What does genocide have in common with business? I spent a few weeks puzzling over this concept as I prepared for the Wharton course “Conflict, Leadership and Change: Lessons from Rwanda.” Having taken a course on genocide in high school, I was very attracted to the idea of visiting Rwanda to learn even more. Thus, when I heard about this course offering, I signed up immediately. However, I didn’t really understand what I could learn from studying the Rwandan genocide that would enhance my business knowledge. The simple answer is: a whole lot. In this post, I will explain how the course worked and what I learned from my experience in Rwanda.
The course was comprised of several MBA students, Executive MBA students, and me. I was a bit intimidated by the fact that I was the only undergraduate to be on the trip (and to ever have enrolled in the class), but everyone was very friendly and welcoming to me, which made it easy for me to feel more comfortable. I flew down a few days early with a few MBA students to go on gorilla and golden monkey treks and to explore western Rwanda. The experience was breathtaking, and gave me a deeper understanding of the country I was about to explore in depth over the rest of the week.
During the course, we spent five days in Kigali, Rwanda intensely studying the genocide, how the leadership in Rwanda helped the country to recover and thrive after the genocide, and what we can leverage from the experiences of the leadership in Rwanda in our own futures as business leaders.

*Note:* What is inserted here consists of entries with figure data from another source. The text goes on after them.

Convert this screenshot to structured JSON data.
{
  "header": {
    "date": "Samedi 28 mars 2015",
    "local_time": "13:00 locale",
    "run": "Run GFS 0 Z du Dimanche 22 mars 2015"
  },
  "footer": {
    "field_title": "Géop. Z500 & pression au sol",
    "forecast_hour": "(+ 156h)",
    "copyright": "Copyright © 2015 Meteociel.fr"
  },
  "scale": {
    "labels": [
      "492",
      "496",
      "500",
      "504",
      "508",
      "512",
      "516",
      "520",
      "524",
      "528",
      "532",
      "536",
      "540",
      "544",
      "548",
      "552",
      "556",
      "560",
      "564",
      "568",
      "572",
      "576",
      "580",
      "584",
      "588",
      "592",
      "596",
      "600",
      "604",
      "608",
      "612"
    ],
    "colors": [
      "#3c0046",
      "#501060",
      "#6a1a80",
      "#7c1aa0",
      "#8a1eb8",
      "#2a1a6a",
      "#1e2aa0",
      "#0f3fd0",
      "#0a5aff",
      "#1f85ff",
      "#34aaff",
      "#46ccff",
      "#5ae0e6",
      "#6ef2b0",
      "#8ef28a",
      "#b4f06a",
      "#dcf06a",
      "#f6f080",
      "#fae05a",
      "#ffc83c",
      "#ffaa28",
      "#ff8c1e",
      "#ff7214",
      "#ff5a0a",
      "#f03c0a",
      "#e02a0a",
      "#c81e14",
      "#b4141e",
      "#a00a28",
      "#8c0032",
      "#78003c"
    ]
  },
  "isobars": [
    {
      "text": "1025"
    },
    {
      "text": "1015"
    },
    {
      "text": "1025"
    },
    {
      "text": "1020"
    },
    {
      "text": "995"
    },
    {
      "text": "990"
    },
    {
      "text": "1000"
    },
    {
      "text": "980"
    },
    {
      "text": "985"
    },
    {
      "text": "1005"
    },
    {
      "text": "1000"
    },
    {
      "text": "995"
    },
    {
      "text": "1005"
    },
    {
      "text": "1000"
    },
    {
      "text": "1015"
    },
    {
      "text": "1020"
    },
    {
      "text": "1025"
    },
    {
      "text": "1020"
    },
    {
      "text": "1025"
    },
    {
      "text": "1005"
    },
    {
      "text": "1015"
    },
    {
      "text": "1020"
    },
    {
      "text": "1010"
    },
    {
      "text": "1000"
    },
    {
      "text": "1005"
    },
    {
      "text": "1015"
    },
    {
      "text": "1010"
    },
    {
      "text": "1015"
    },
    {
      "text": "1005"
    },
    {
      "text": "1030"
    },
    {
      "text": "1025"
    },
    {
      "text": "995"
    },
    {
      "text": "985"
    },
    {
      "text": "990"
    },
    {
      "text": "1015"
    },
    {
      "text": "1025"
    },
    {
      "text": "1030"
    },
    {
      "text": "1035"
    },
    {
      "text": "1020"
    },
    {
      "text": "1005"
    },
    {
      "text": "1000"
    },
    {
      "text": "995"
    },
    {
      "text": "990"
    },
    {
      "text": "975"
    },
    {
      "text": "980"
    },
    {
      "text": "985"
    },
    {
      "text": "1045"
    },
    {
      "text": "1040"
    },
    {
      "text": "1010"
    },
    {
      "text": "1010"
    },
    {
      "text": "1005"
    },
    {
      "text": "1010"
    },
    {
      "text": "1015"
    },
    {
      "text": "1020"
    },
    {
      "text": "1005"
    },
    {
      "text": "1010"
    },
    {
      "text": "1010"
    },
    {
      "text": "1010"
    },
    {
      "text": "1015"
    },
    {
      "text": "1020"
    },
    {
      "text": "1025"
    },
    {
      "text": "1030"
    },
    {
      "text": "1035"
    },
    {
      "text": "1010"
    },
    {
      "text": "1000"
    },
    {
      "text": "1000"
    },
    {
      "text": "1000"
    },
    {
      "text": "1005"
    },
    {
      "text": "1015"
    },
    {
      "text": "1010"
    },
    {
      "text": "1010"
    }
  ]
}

These topics seemed very vague to me at first, but upon starting the course, they became much more comprehensible. Before arriving in Rwanda, we read various psychological, economic and historical papers to understand the context of the country we were entering and its history. We conducted phone interviews with reporters and ambassadors who had worked in Rwanda to further deepen our understanding of the country. While in Kigali, we interviewed various Rwandan thought leaders, visited various historical and cultural sites, and reflected upon our conversations through group discussions. Our interviewees included entrepreneurs, genocide survivors, government ministers, the CEO of a national bank, a venture capitalist, and the President of Rwanda. We received a variety of perspectives that provided us a breadth of insight into how Rwanda was able to overcome the obstacles that the post-genocide environment supplied them.
Through my experience in Rwanda, I learned an incredible amount about human nature and the leadership skills needed to recover and rejuvenate a lost group of people. The genocide in Rwanda was an extreme example of several issues that businesses face frequently, such as the turnover of leadership, uniting members under circumstances where there is a lack of trust in the organization, and overcoming crisis. The innovation and insight that Rwandan leaders have leveraged over the past twenty years since the culmination of the genocide serve as a powerful example of the profound impact that leadership can have in rejuvenating and empowering a group during significant organizational change. Additionally, I learned a lot about myself by taking a big risk and going to Africa with a group of people I didn’t know and delving into a difficult and heavy topic. As one of our instructors told us, studying a topic is like trying to cross a river. You can look at the river, dip your toe in the river, or dive right in. We certainly dove in on this trip. It was an unforgettable experience that would not have been possible without the opportunity that Wharton provided me.